Helden der Rhetorik II – Franz Josef Strauß und Joschka Fischer
Helden der Rhetorik: Im zweiten Teil unserer kleinen Reihe werfen wir einen Blick auf Reden von Franz Josef Strauß und Joschka Fischer. Zwei große Rhetoriker – die zwar von ihren Standpunkten her kaum verschiedener hätten sein können, sich aber in ihrer Wortmacht sehr ähneln …
Helden der Rhetorik: Franz Josef Strauß
Wohl kaum ein Politiker in der Geschichte der Bundesrepublik war ein derart prägnanter Rhetor wie das politische Multitalent aus Bayern. Weil er sich niemals stimmlich wie sprachlich verbiegen ließ, ist Franz Josef Strauß einer unserer Helden der Rhetorik. Klartext sprach er – und er erzeugte jene Reibung, durch die Demokratie erst spannend wird.
Für den einen war er Protagonist, für den anderen Antagonist – doch musste jeder zugeben: Strauß hat eine Meinung. Zudem eine unbändige Lust an der politischen Debatte, die heutzutage in öffentlichen Diskursen kaum noch zu finden ist. Diese Streitlust, sein rhetorisches Aufblühen wird von seinen Manuskripten kaum wiedergegeben. Fehlt der O-Ton und die Körpersprache, wirken seine Sätze über weite Strecken distanziert-rational. Wie unten in seiner Rede zur Eröffnung der Jahrestagung der Fachgruppe Nuklearchemie der Gesellschaft Deutscher Chemiker am 29. September 1986. Zudem erscheinen sie länger und verschachtelter als es rhetorische Grundregeln vorgeben. Man erkennt daran, wie sehr die rhetorische Wirkung vom Redner abhängig ist. Zur Höchstform lief Strauß immer dann auf, wenn er sein Manuskript beiseite legte – und aus dem Stegreif bild- und synonymreich wetterte, schimpfte und appellierte. Auf seiner blau-weißen Wolke wird er wohl derzeit wieder zetern: über das rhetorische Zaudern in deutschen Parlamenten …

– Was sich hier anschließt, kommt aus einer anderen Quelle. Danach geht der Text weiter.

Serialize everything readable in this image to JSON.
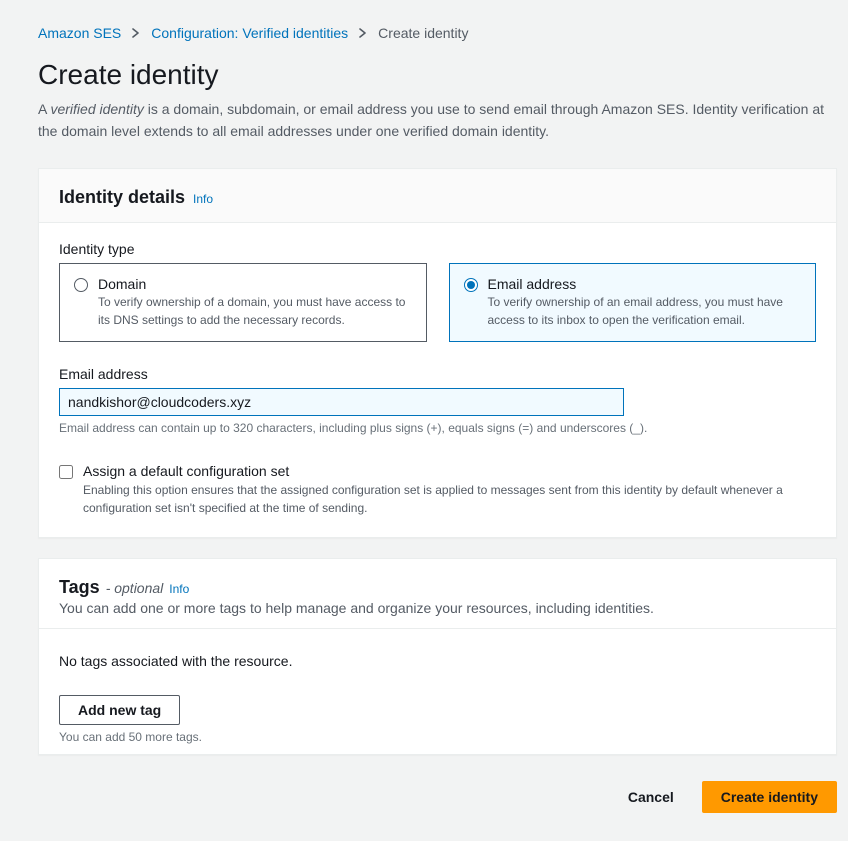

Helden der Rhetorik: Joschka Fischer
Kommen wir zu unserem nächsten Helden der Rhetorik: zu Joschka Fischer. Während seines politischen Wirkens war er der charismatischste Redner, den die Grünen je in ihren Reihen hatten. Dass er von Realos vergöttert und von Fundis nicht gerade geliebt wurde, hängt nur teilweise mit seinen politischen Standpunkten zusammen. Sondern auch mit seiner eloquenten, teils bissigen, oft humorvollen Art zu reden, die ihm eventuell geneidet wurde: Nur wirklich gute Redner polarisieren. Das Geheimnis seines Erfolgs liegt unserer Meinung nach in seiner Art der Redevorbereitung. Im Gegensatz zu den meisten Berufspolitikern klammert sich Fischer nicht an formvollendete Volltextmanuskripte. Vielmehr begnügt er sich mit handschriftlichen Stichpunkten und Halbsätzen. Auszüge aus seiner Rede im Deutschen Bundestag anlässlich der Regierungserklärung vom 27. Juni 1997 verdeutlichen das. Aus fachlicher Sicht ist ein solches Manuskript für eine Parlamentsrede das einzig richtige: ermöglicht es doch die tatsächlich freie Rede und situatives Reagieren auf Fragen und Zwischenrufe – was einer echten Debatte erst die Würze gibt. Andererseits erfordern Stichpunktmanuskripte große Standpunkt- und Selbstsicherheit. Und diese hatte Joschka Fischer mehr als viele, viele andere. Deshalb ist auch er – einer unserer Helden der Rhetorik.